Many college staff said they supported their cause, not only the prospect of rising tuition fees at universities, but also the axing next year of students' Education Maintenance Allowance. The Government is scrapping EMA applications from January, meaning students' EMAs will run out at the end of summer.
More than half of the college's 900 students aged between 16 and 19 receive up to £30 per week, depending on their parents' income. Many spend them on a Megabus ticket, which costs £15.
Amy Brown, 17, from Cinderford said: "We think it's ridiculous that the Government is expecting us to be able to afford to travel into college for our second year, let alone afford increased tuition fees at university. I wanted to train as a police officer, but I don't know how I can now – I'm not rich enough."
BTEC Public Services student Ross Wyatt, 17, from Lydney, said: "The Government is ruining our future. I won't be able to afford getting into college next year."
Students hope to speak to Mark Harper. The MP is pencilled in to visit the college on December 10.
Learning services manager Denise Taylor said she and most staff were behind the students: "They have been very responsible and mature in their protest and want to minimise any disruption to their studies, as many of them demonstrated during their break. We would encourage them to protest in ways which don't affect their studies – but it's their prerogative if they want to march to Coleford."
Tomorrow morning's Coleford demonstration is timed to coincide with a visit to the Coleford centre by the Forest's MP.
Anne Riley, the trade union Unison's convenor for Gloucestershire libraries, said: "The hardest-hit area by far is the Forest."
Coleford's new library is not earmarked for closure, but Forest librarians are opposing the axe hanging over Cinderford, Mitch- eldean, Newnham and Bream libraries, as well as the mobile library service.
Forest of Dean District Council deputy leader Coun Diana Edwards (Conservative, Newnham) said she is writing to county council leader Coun Mark Hawthorne, urging him to think again about closing Cinderford's library.
Coun Hawthorne has agreed to address a public meeting on Friday December 10 at Cinderford's Miners' Welfare Hall, starting at 7pm.
Coun Edwards said closing Cinderford Library would be "one cut too far".
She said: "We have to be realistic – we don't have any money and the budget cut we are facing is huge.
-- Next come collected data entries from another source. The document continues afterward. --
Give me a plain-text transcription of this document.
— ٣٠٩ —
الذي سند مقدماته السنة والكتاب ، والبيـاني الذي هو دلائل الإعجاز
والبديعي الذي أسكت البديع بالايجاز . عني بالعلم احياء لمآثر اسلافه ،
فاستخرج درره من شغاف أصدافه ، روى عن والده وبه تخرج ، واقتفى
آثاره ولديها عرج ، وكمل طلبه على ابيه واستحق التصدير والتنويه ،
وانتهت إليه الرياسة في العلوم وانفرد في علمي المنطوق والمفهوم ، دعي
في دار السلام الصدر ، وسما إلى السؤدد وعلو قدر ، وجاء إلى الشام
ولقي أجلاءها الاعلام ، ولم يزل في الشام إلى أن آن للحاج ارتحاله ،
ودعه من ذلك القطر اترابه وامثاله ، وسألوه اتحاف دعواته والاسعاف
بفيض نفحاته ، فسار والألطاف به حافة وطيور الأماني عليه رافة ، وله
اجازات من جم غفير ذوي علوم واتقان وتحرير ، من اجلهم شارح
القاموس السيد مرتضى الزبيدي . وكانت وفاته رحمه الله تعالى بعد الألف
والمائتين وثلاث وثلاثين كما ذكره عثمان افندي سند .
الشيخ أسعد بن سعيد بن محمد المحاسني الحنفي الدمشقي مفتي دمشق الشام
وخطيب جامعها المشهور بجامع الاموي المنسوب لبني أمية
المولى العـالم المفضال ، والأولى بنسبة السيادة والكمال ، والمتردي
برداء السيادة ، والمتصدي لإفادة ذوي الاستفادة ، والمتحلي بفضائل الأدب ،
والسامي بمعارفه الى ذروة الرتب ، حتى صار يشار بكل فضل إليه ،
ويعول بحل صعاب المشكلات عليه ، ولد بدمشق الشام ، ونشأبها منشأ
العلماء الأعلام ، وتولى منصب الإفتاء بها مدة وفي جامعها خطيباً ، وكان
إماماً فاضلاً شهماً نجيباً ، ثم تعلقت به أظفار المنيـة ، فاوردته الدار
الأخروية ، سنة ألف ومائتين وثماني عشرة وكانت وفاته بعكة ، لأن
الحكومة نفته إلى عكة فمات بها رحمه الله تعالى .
But as far as Cinderford is concerned the county authority needs to look at it again."
Unison's Anne Riley said expecting untrained people to take over jobs on a voluntary basis, as Coun Hawthorne is suggesting, "is like a slap in the face" for librarians.
She added: "Unison is fighting for librarians' jobs and we still haven't been told what these closures will mean in terms of job losses, and with their local libraries closed how will an increasing number of jobless people without computers be able to apply for jobs online? With bus services being cut, many won't be able to get to Coleford or Lydney and there are no internet cafes in the Forest, as far as I'm aware."
One Forest librarian said: "Many children rely on libraries to do their homework.
"Cinderford is the Forest's main reference library, particularly for local history. There is no room in Coleford for the books, they would be moved to Gloucester.
"We all pay the same rates: why should some of us be deprived of these services?"
Mr Harper, due to attend a carers' day event at the Main Place tomorrow from 10am to noon, said: "Across the county some reductions will have to be made due to the appalling state of the public finances inherited from the last government.
"However, against this very difficult background the county council is doing its best to preserve the services it provides.
"I am pleased to confirm that Coleford library will remain one of the main libraries in the county."